The Main Screen took us from entertaining undead antics to low-key unsettling family drama with Jim Mickle’s superb remake of Chilean cannibal arthouse hit We Are What We Are. Rather than recreate the 2010 film note for note, Mickle makes it his own to create a distinctly American family saga. When their mother dies suddenly, Iris (Ambyr Childers) and Rose (Julia Garner) are faced with the terrible duty of providing for their family at their annual ceremonial dinner. As their father (Bill Sage) reminds them that this is how the family has done things for generations, the local doctor (Michael Parks) stumbles on remains in the flooded river that look human…Mickle impressed in 2010 with Stake Land but this is a superior piece of work that arguably improves on its inspiration. It’s a tremendously effective slow-burn that teases out the details of the family tradition and combines them with small-town tragedy and powerful Christian imagery. As the film builds towards its fantastic climax, there’s not a single element in the film that disappoints. Sage (Mysterious Skin), Childers (The Master), Garner (Electrick Children) and Parks (Red State) are all on their very best form (with Parks especially impressing as the doctor grieving his missing daughter) and we really can’t recommend this highly enough.

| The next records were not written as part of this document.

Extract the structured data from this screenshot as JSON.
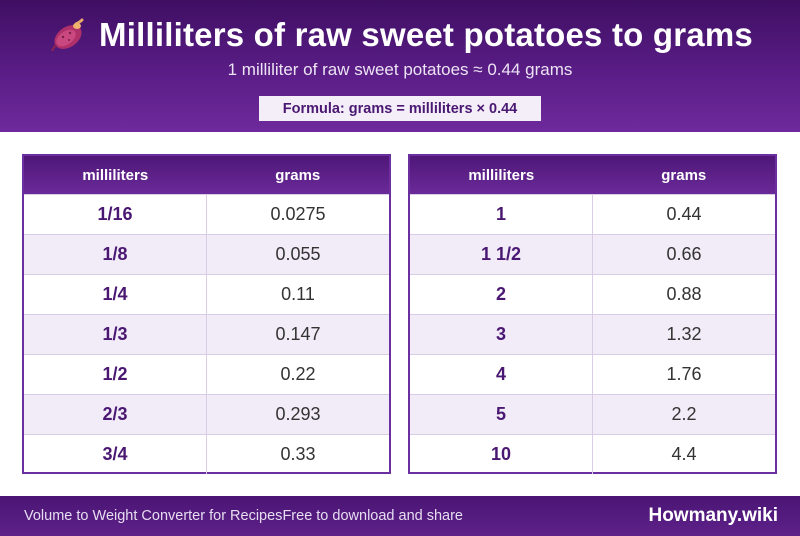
{
  "header": {
    "icon": "sweet-potato-icon",
    "title": "Milliliters of raw sweet potatoes to grams",
    "subtitle": "1 milliliter of raw sweet potatoes ≈ 0.44 grams",
    "formula": "Formula: grams = milliliters × 0.44"
  },
  "tables": [
    {
      "headers": [
        "milliliters",
        "grams"
      ],
      "rows": [
        [
          "1/16",
          "0.0275"
        ],
        [
          "1/8",
          "0.055"
        ],
        [
          "1/4",
          "0.11"
        ],
        [
          "1/3",
          "0.147"
        ],
        [
          "1/2",
          "0.22"
        ],
        [
          "2/3",
          "0.293"
        ],
        [
          "3/4",
          "0.33"
        ]
      ]
    },
    {
      "headers": [
        "milliliters",
        "grams"
      ],
      "rows": [
        [
          "1",
          "0.44"
        ],
        [
          "1 1/2",
          "0.66"
        ],
        [
          "2",
          "0.88"
        ],
        [
          "3",
          "1.32"
        ],
        [
          "4",
          "1.76"
        ],
        [
          "5",
          "2.2"
        ],
        [
          "10",
          "4.4"
        ]
      ]
    }
  ],
  "footer": {
    "left_text": "Volume to Weight Converter for Recipes",
    "mid_text": "Free to download and share",
    "brand": "Howmany.wiki"
  },
  "colors": {
    "header_bg": "#5a1d86",
    "accent": "#6b2fa0",
    "alt_row": "#f1ecf8",
    "milliliter_text": "#4a1872"
  }
}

This year’s festival drew to a close with Big Bad Wolves, the new film from Aharon Keshales and Navot Papushado, who won the crowd over two years ago with their excellent Rabies. This follow-up covers some similar thematic ground, but presents a more obviously adult narrative, as three men involved in the investigation into a killer of children (the father of a murdered girl, the lead detective and the prime suspect) collide in a violent and misguided fashion. As with Rabies, there’s both a strong sense of the futility of reactive violence, a keen political awareness that isn’t forced down the audience’s throats, and a strong sense of Coen brothers-esque dark comedy. The adults become children as authority figures look the other way, and the subsequent generation pays the price. The filmmakers are dealing with extremely bleak and provocative subject matter, but it’s sensitively handled throughout and the characters never once slip into caricature. Expectations for Big Bad Wolves were extremely high but Keshales and Papushado have created a clever, atmospheric, and ultimately human thriller that cements their deserved reputation as two of genre cinema’s most exciting talents.
And with that, FrightFest 2013 was over. We were very sad to hear that Screen One in Empire is being divided into two smaller screens, but we’re sure that next year will provide the same level of quality, both in terms of the films and the festival experience. As Bobcat Goldthwait said in his festival introduction; horror fans aren’t scary, they’re adorable. With thanks to the FrightFest team, the filmmakers, and the audience: Roll on next year.